River crossings were much more hazardous than they are now. We cross rivers and streams easily our ancestors had to struggle with. Even now, the Missouri River is a dividing line for many of us: I’ve crossed it thousands of times. If we go into the rivers now, it’s the same as when our ancestors went in the water: we go into muddy water and come up wet, but not necessarily clean.
John’s baptism wasn’t about literal cleanliness. Ritual purity isn’t about being physically clean, it’s about being ready to enter into the presence of God. It didn’t matter that John wasn’t particularly clean, or that his followers may have come up looking like a mud pit. It mattered that they were the people that God intended them to be. It matter that they were ready for God.
Now Jesus comes to the river. He is the one that John has been talking about.

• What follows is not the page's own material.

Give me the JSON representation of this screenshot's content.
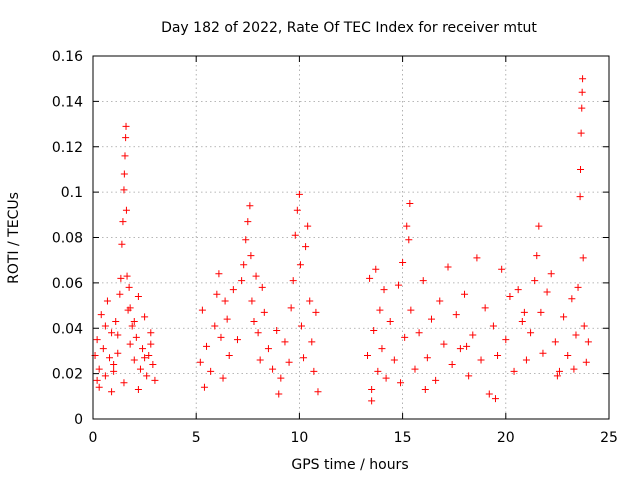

It’s not clear why Jesus gets baptized, it’s part of the story that doesn’t make sense, which means it probably happened. A perfect man doesn’t have to do a baptism of repentance. Jesus goes down into the water, goes under the water, comes up out of the muddy water, and the heavens open. It isn’t a moment of perfection, of nice neat people with shiny white skin in a perfect tableau. It is a picture of dust and mud and ordinary people who aren’t that pretty. But it’s about God’s presence here and now, and being ready to live in that presence.
Jesus’ baptism is the model of our baptism; we go into the water to share in Jesus’ life. We go into the water to share his birth, his life, his teaching, his death, his resurrection, his ascension. In baptism we take Jesus as the model of our lives. We use cleaner water than they did, we dress differently than they did, we celebrate differently than they did, but the effect is that same. Baptism doesn’t make us perfect, but it perfectly connects us with Christ. It means we’ve crossed a river, and now we’re in a special place we shouldn’t cross back from. The river of baptism becomes a highway, as rivers have always been, a highway deeper into God’s presence every day.
Reconnection to Baptism is something we do every week when we bless ourselves with Holy Water. Reconnection to Baptism is what brings us to the body and blood of Christ. We’re called to reconnect those who are apart from their baptism, apart from us. We’re all called to remember we’re on Christ’s side of the river, we’re a place we want to be, we need to be. When we make that last crossing, to the next life, we hope to hear the same words that came from heaven in today’s Gospel reading: “You are my beloved, with you I am well pleased.”